The controversial peer is commemorated by the Melville Monument in St Andrew Square, Edinburgh.
It was vandalised during a Black Lives Matter demonstration in June, with calls for a plaque to be added explaining his role in putting off the end of the slave trade.
Dundas prolonged slavery to protect the elite in the late 18th and early 19th centuries.
Scotland’s first black professor, Sir Geoff Palmer, called for the installation of a plaque detailing Dundas’s role more than two years ago.
But talks with the City of Edinburgh Council ground to a halt because of a dispute over the wording.
Now council chiefs have approved the addition of a plaque to the listed monument which will pay tribute to the African slaves. The planning application for the plaque attracted more than 2,200 comments from members of the public. The approved text on it will read: ‘At the top of this neoclassical column stands a statue of Henry Dundas, 1st Viscount Melville (1742-1811). ‘He was the Scottish Lord Advocate, an MP for Edinburgh and Midlothian, and the First Lord of the Admiralty.
‘Dundas was a contentious figure, provoking controversies that resonate to this day.
‘While Home Secretary in 1792, and first Secretary of State for War in 1796, he was instrumental in deferring the abolition of the Atlantic slave trade.
‘Slave trading by British ships was not abolished until 1807. As a result of this delay, more than half a million enslaved Africans crossed the Atlantic.
‘Dundas also curbed democratic dissent in Scotland, and both defended and expanded the British Empire, imposing colonial rule on indigenous peoples.
‘He was impeached in the United Kingdom for misappropriation of public money, and, although acquitted, he never held public office again. Despite this, the monument before you was funded by voluntary contributions from British naval officers, petty officers, seamen and marines and was erected in 1821, with the statue placed on top in 1827.’
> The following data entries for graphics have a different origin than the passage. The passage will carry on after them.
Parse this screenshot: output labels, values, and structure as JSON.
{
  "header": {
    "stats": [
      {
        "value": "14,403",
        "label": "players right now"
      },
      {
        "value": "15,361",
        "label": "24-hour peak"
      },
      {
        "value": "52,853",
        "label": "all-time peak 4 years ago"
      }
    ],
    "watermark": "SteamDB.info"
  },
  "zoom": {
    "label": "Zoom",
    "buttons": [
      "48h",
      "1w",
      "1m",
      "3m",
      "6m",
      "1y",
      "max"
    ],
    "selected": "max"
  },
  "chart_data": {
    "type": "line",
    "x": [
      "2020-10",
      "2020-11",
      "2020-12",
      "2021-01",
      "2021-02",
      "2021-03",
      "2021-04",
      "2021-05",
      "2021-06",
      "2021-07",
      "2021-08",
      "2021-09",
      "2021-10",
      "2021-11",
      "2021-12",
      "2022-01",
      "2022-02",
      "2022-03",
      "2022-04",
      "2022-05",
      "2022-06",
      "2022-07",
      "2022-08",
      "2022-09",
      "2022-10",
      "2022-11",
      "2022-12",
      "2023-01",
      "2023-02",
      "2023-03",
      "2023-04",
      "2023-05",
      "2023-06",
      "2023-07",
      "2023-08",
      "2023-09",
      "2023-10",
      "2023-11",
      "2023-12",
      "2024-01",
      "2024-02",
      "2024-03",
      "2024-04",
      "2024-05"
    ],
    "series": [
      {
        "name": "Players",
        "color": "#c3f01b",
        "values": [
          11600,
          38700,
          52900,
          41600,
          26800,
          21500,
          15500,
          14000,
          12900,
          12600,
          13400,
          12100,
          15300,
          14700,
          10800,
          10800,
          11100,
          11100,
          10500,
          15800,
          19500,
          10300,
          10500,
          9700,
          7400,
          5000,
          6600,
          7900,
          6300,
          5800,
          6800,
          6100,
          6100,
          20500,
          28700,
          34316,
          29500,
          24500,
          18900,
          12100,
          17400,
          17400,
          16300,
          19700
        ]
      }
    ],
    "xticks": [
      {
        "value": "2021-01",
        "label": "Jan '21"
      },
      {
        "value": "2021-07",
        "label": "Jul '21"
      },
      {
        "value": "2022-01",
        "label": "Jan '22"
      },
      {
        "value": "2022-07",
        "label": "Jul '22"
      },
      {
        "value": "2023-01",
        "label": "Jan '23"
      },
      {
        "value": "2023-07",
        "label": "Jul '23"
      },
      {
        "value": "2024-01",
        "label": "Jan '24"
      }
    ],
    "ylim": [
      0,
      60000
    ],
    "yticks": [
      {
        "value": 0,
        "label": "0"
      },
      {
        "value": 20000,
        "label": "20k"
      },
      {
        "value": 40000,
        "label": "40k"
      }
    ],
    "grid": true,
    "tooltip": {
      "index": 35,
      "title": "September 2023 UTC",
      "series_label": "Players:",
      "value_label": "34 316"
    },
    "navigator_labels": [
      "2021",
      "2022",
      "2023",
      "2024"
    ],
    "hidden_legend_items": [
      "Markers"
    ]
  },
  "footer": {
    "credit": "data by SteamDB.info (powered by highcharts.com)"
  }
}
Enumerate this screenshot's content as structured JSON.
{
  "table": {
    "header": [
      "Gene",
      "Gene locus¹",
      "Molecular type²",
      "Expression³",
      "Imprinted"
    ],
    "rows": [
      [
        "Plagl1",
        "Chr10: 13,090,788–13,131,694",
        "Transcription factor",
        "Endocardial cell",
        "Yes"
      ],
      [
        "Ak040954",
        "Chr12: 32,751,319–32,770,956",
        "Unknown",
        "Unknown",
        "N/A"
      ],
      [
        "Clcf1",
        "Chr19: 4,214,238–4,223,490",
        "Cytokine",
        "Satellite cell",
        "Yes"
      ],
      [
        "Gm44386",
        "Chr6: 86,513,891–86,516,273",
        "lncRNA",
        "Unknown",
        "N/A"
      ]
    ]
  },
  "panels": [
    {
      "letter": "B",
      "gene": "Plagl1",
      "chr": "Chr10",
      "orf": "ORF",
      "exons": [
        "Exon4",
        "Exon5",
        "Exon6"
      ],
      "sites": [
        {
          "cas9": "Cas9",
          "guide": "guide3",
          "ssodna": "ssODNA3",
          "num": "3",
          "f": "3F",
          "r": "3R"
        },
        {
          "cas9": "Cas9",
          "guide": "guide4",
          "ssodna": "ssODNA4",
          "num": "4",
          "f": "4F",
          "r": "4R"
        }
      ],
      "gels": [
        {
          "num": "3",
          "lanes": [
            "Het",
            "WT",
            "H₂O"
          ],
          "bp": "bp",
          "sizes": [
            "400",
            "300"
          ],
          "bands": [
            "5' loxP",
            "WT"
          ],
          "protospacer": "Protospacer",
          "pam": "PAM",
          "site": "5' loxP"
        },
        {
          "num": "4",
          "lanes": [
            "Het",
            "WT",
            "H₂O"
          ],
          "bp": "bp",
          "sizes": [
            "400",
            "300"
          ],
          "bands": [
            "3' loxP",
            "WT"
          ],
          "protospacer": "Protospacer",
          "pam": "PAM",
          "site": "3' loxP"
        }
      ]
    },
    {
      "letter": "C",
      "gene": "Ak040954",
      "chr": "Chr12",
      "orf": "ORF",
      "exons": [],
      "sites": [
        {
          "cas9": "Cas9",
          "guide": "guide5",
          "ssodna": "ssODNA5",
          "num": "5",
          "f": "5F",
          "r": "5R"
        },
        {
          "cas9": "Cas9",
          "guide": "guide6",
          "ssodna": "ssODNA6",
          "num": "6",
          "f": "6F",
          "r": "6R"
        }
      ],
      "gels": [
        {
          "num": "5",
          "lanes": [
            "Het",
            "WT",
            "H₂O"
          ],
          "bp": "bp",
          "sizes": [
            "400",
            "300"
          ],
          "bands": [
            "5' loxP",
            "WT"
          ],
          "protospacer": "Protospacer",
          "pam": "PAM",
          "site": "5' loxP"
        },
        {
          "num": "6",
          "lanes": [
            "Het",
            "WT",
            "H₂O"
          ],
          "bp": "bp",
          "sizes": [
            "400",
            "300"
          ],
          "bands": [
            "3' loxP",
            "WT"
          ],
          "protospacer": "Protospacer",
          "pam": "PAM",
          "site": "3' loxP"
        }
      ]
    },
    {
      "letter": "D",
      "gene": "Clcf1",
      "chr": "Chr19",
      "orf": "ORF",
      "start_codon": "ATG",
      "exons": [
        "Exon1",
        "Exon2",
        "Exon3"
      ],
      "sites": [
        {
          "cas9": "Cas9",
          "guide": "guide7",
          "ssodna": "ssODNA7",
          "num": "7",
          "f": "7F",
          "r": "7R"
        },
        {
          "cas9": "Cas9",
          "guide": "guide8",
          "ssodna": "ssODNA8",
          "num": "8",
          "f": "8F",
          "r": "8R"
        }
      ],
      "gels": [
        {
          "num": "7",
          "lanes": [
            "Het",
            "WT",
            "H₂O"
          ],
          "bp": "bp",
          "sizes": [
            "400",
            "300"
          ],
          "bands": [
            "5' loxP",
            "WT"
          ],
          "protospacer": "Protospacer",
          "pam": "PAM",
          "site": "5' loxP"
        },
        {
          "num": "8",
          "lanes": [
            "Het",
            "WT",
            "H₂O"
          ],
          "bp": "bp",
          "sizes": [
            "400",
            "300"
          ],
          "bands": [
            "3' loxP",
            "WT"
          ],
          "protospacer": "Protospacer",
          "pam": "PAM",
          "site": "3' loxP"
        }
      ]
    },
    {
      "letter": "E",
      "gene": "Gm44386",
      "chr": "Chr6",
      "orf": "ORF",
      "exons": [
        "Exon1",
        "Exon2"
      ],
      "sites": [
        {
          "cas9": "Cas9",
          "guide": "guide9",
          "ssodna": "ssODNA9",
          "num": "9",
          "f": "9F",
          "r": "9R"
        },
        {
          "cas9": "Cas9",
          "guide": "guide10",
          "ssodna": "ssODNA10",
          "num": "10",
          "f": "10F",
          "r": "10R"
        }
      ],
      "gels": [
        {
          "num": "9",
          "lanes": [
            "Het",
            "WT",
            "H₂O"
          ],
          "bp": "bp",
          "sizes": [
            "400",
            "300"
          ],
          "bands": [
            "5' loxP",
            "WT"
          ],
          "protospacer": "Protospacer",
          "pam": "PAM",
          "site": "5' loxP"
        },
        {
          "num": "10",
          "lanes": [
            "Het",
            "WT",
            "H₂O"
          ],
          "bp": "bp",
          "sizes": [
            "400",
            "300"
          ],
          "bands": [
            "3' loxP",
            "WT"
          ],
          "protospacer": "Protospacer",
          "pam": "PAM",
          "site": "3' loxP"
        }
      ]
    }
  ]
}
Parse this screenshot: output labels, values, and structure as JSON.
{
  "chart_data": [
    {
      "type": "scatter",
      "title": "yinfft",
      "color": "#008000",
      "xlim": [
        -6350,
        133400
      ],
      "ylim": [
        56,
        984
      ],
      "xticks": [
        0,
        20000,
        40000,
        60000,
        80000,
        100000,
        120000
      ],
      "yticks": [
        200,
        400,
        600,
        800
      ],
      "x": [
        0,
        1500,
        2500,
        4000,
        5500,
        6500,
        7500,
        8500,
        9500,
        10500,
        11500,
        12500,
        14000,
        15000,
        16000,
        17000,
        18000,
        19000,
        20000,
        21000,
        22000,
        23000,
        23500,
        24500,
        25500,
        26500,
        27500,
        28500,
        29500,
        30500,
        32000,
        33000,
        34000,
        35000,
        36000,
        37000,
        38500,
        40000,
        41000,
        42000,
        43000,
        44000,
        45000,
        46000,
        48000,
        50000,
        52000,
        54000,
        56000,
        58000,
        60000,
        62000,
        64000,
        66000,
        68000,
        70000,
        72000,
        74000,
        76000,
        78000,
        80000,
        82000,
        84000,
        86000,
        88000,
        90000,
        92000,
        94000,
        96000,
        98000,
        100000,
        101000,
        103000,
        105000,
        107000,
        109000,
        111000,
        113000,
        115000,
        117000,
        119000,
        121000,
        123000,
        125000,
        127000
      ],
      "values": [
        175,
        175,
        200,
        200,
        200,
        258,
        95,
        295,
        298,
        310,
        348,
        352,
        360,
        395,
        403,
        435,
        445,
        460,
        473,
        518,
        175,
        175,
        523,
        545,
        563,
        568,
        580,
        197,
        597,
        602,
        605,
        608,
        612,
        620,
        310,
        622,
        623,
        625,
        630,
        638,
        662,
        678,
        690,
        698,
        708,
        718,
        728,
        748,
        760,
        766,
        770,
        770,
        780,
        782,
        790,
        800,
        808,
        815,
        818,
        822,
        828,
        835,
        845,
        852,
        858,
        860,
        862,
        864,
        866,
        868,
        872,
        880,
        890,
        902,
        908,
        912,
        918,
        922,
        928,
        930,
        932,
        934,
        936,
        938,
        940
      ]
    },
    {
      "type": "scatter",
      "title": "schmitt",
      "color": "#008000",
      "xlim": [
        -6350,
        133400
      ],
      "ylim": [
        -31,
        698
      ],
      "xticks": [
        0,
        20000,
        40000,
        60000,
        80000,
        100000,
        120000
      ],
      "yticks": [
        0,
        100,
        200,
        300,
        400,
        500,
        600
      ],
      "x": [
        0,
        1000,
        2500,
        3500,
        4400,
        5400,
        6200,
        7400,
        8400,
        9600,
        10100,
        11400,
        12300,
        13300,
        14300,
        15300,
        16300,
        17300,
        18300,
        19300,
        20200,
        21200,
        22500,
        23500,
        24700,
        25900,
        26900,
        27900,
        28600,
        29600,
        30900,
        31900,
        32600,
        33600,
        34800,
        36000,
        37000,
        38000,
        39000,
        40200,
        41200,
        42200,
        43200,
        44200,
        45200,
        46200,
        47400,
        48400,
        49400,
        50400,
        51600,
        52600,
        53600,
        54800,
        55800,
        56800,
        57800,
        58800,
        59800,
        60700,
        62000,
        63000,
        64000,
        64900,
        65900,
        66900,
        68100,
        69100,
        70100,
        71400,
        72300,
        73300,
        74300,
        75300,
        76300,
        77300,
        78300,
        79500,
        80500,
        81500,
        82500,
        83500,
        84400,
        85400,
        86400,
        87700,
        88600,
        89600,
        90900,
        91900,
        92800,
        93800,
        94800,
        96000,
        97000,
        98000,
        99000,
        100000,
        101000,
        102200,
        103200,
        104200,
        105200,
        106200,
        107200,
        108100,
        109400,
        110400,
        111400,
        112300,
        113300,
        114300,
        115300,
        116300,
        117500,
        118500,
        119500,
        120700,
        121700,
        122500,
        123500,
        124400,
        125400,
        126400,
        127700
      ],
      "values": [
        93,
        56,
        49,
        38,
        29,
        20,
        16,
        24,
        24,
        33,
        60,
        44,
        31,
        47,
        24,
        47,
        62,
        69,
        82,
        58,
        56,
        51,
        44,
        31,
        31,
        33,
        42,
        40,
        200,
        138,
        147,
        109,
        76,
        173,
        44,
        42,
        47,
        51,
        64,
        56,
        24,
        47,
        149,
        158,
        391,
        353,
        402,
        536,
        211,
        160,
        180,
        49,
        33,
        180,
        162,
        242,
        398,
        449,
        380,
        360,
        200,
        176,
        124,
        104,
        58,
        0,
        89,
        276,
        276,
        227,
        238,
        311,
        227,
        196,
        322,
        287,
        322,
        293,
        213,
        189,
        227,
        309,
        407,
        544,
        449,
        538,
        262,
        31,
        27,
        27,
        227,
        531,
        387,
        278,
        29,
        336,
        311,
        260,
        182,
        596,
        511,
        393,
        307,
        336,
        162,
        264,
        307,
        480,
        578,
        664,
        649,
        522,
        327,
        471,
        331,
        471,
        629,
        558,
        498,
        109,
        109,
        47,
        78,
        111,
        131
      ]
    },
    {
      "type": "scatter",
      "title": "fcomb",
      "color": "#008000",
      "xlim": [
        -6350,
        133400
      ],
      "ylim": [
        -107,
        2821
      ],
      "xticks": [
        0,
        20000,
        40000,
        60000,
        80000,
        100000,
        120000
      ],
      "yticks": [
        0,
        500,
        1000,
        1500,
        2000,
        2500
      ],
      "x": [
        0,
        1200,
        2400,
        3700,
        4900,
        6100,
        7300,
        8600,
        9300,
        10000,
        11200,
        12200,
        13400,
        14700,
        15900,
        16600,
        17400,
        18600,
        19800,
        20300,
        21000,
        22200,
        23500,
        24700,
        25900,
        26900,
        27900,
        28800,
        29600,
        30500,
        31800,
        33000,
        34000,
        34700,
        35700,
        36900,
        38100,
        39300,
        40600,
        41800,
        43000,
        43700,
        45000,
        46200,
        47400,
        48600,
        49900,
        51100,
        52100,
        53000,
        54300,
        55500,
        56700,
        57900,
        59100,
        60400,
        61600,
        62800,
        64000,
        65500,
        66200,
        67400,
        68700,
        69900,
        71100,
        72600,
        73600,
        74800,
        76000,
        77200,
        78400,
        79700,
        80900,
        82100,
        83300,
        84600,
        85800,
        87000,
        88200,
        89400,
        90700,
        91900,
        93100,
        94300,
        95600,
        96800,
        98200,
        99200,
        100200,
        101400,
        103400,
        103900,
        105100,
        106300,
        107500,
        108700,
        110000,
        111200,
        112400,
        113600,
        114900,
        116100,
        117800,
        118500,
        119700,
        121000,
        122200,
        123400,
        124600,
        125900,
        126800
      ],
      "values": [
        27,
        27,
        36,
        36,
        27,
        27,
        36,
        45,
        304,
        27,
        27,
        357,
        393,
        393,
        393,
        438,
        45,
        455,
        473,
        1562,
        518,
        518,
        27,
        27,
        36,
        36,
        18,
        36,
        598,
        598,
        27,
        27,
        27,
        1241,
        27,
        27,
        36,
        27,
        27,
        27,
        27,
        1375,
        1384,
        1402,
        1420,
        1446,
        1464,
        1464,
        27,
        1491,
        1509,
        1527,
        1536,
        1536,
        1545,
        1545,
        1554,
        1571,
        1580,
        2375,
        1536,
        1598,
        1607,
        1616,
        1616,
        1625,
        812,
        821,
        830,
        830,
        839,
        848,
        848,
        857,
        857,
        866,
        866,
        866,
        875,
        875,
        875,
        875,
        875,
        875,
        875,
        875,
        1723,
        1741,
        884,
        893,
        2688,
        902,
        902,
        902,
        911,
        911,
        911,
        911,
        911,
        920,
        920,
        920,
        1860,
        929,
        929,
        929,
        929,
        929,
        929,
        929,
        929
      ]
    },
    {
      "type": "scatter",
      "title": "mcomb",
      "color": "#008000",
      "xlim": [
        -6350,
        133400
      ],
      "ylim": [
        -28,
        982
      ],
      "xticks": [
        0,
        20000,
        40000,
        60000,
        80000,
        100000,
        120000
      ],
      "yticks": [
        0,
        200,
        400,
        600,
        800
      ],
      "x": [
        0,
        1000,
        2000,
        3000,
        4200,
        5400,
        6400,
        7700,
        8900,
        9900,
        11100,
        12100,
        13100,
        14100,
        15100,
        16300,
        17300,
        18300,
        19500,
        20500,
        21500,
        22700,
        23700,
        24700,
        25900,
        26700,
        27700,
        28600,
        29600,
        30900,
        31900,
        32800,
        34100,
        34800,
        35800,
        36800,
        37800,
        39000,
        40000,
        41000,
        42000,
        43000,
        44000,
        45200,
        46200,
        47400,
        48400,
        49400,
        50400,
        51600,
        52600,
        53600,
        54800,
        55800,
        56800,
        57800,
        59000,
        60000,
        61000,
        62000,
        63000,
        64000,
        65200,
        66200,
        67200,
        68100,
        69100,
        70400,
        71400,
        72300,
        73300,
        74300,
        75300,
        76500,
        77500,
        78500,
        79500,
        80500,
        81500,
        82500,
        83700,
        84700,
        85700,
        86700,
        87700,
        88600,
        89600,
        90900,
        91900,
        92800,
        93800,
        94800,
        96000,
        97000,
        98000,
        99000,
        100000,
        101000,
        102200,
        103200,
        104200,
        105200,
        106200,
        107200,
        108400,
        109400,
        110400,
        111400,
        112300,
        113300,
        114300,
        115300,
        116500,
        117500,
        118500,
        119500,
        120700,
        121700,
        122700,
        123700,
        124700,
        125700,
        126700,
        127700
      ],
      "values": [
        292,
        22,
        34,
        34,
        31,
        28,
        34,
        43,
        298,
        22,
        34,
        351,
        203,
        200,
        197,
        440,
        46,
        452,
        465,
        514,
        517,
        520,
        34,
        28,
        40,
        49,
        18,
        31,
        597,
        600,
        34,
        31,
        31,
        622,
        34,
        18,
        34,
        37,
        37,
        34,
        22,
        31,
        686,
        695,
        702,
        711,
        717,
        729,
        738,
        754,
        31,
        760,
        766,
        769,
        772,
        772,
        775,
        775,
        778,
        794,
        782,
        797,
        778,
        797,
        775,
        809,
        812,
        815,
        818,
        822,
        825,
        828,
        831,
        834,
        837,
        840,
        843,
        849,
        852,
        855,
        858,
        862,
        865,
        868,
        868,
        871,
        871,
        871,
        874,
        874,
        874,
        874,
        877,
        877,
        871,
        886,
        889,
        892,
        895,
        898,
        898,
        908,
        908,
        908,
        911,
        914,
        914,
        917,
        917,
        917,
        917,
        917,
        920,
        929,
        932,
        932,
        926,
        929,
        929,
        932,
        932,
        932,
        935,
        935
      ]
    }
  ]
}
It then goes on to state: ‘In 2020 this plaque was dedicated to the memory of the more than half-amillion Africans whose enslavement was a consequence of Henry Dundas’s actions.’
Councillor Adam McVey, the leader of City of Edinburgh Council, said: ‘It is important that a more appropriate and factual description is in place so that people who visit the area can read about the monument and get an appreciation of Edinburgh’s history – and particularly the city’s role in the slave trade and the delay to its abolition.’